Microsoft's next big job: luring users to Windows 8
As it launches Windows 8, Microsoft's challenge is not only to convince longtime Windows users they should use an operating system with an interface very different from what they're used to. It's also to convince those in the market for a mobile device that they should give Windows 8 a go.
Seattle Times technology reporter
NEW YORK — The moment Microsoft has been building toward for years has finally arrived: the launch of Windows 8, the radical overhaul of the company's flagship operating system and its great shining hope for the rapidly expanding mobile market.
Now comes the really hard part: getting people and businesses to buy it.
Windows 8 became available for sale via download, on software discs and on new Windows 8 devices starting at 12:01 a.m. Friday.
Microsoft's challenge is not only to convince longtime Windows users they should use an operating system with an interface very different from what they're used to. It's also to convince those in the market for a mobile device that they should give Windows 8 a go.
Microsoft has not said how much it's spending on advertising and marketing for Windows 8, but estimates have placed the figure at more than $1 billion.
Microsoft executives at Thursday's launch event, held at Pier 57 by the Hudson River in New York, gave their best shot at making a convincing case for the new operating system.
"Windows 8 shatters perceptions of what a PC really is," Microsoft CEO Steve Ballmer said.
Ballmer talked about the different form factors inspired by Windows 8 — from tablets to ultrathin ultrabooks to convertible/hybrid devices that can change from tablets to laptops.
He talked about how the new Windows 8 interface "lights up" users' lives and keeps them connected by displaying on the tiles in the start screen everything from friends' social-media updates to news updates.
And he talked about how Windows 8 works well with Microsoft services, including Xbox music and games and its SkyDrive personal online storage service.
At Thursday's event, Microsoft also showed off Surface, the company's first branded computing device, which also is available starting Friday.
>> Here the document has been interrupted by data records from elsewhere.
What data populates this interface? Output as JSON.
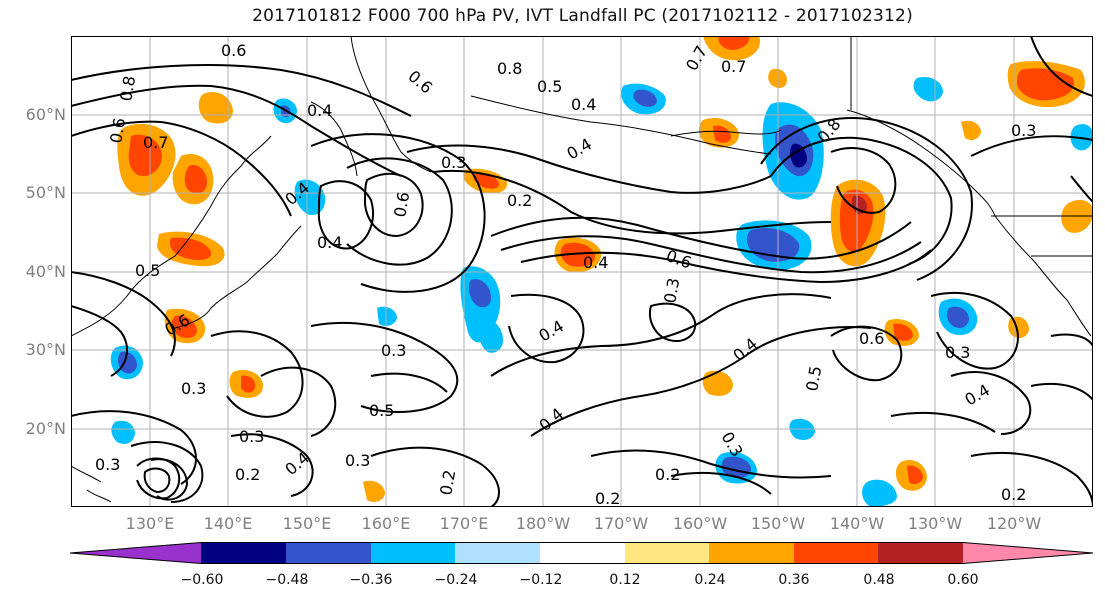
{
  "title": "2017101812 F000 700 hPa PV, IVT Landfall PC (2017102112 - 2017102312)",
  "map": {
    "projection": "plate-carree",
    "extent_lon": [
      "122°E",
      "113°W"
    ],
    "extent_lat": [
      "10°N",
      "70°N"
    ],
    "lat_labels": [
      "60°N",
      "50°N",
      "40°N",
      "30°N",
      "20°N"
    ],
    "lon_labels": [
      "130°E",
      "140°E",
      "150°E",
      "160°E",
      "170°E",
      "180°W",
      "170°W",
      "160°W",
      "150°W",
      "140°W",
      "130°W",
      "120°W"
    ],
    "contour_field": "700 hPa PV",
    "contour_labels": [
      "0.6",
      "0.6",
      "0.8",
      "0.7",
      "0.5",
      "0.4",
      "0.4",
      "0.3",
      "0.4",
      "0.7",
      "0.8",
      "0.6",
      "0.7",
      "0.8",
      "0.3",
      "0.4",
      "0.2",
      "0.4",
      "0.6",
      "0.4",
      "0.6",
      "0.3",
      "0.5",
      "0.6",
      "0.4",
      "0.3",
      "0.4",
      "0.6",
      "0.3",
      "0.5",
      "0.3",
      "0.3",
      "0.3",
      "0.4",
      "0.5",
      "0.4",
      "0.3",
      "0.2",
      "0.3",
      "0.2",
      "0.2",
      "0.2",
      "0.4",
      "0.2"
    ],
    "shading_field": "IVT Landfall PC"
  },
  "colorbar": {
    "colors": [
      "#9932cc",
      "#000080",
      "#3355cc",
      "#00bfff",
      "#aee0ff",
      "#ffffff",
      "#ffe680",
      "#ffa500",
      "#ff4500",
      "#b22222",
      "#ff88aa"
    ],
    "tick_labels": [
      "−0.60",
      "−0.48",
      "−0.36",
      "−0.24",
      "−0.12",
      "0.12",
      "0.24",
      "0.36",
      "0.48",
      "0.60"
    ],
    "extend": "both"
  }
}
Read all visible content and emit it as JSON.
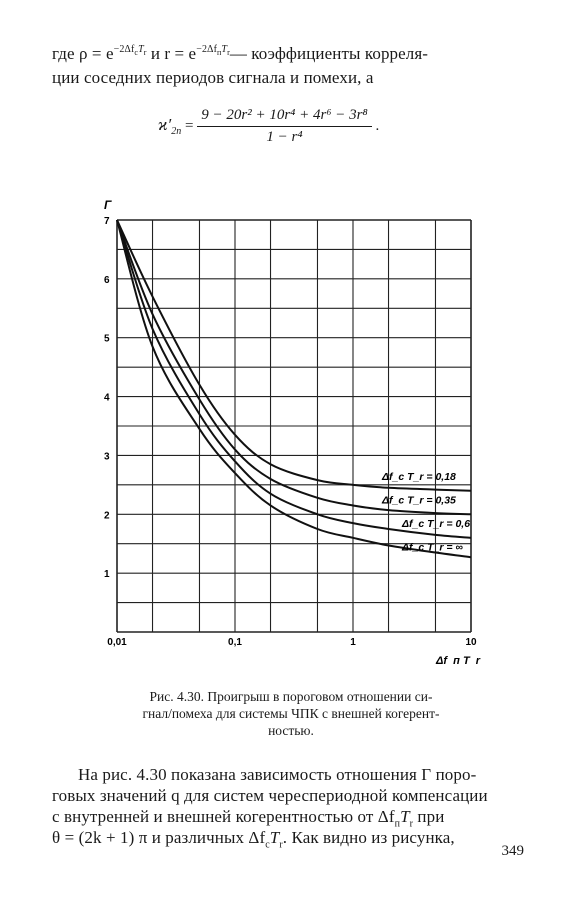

This version is called Surface with Windows RT, a "lite" version of sorts of Windows 8 that's meant for devices with ARM-based processors. (Such processors are notable for conserving battery life.) The Surface starts at $499 and goes up to $599 and $699 for versions that include super-slim covers which double as keyboards.
Microsoft executives Thursday made a point of highlighting some positive reviews about Surface — especially regarding its software — but made no mention of the negative reviews, especially over the Windows RT software.
They also reiterated some of the highlights of Windows 8, from its swiping gestures to features such as "snap," which allows more than one app to be on the screen at any time, and the ability to easily share items within an app. None of that was new to people who've been following the development of Windows 8, but may have been new to some in the audience of 600 bloggers and media attendees from around the world.
The explanations from Microsoft execs are a way for them to shape the story around Windows 8.
"Microsoft's idea is that they want to create one seamless user experience across all devices," said Americus Reed II, an associate professor of marketing at the University of Pennsylvania's Wharton School of Business. Reed teaches a class that has focused on marketing challenges with Windows Phone, a device platform that shares a common user interface with Windows 8.
Microsoft's biggest challenge, he said, is "making sure you're communicating a consistent brand identity across these different delivery platforms."
The company will have to "figure out exactly what the right story is to tell people about what it represents as a brand, when people think about this new way of interfacing with Windows."
Apple's iPhone, for example, is "about creativity and being hip and about being easy to use and intuitive," while Google's Android devices are about "customization and 'you can do what you want to do with it,' " Reed said.
But the challenge for Microsoft right now, he said, is that for most people, "it's hard to identify what Microsoft is beyond productivity software."
So if Microsoft wants to expand its footprint in the mobile arena, it needs to focus more on what in its Windows 8 user interface is different and how those changes "allow people to have a more enhanced life," Reed said. "If they can tell that story, in a consistent way, over time, across multiple devices, then they have a chance."
How crucial it is to get people to buy in to Microsoft's story — and buy its products — is evident in some figures recently released by research firm Gartner.
Currently, Windows is the dominant operating system across devices (including PCs, tablets and mobile phones) worldwide, operating on about 1.5 billion. But Gartner predicts that Windows will lose that lead to Google's Android by 2016, when Android will be installed on 2.299 billion devices and Windows on 2.284 billion.
That's why Gartner analyst Michael Gartenberg says that the real challenge for Microsoft isn't about what happened Thursday: "It's tomorrow, next week, next month, next year."
For Microsoft, the challenge now is the marketing and getting consumers to understand how Windows 8 is different.
"This is about evangelizing and educating," he said.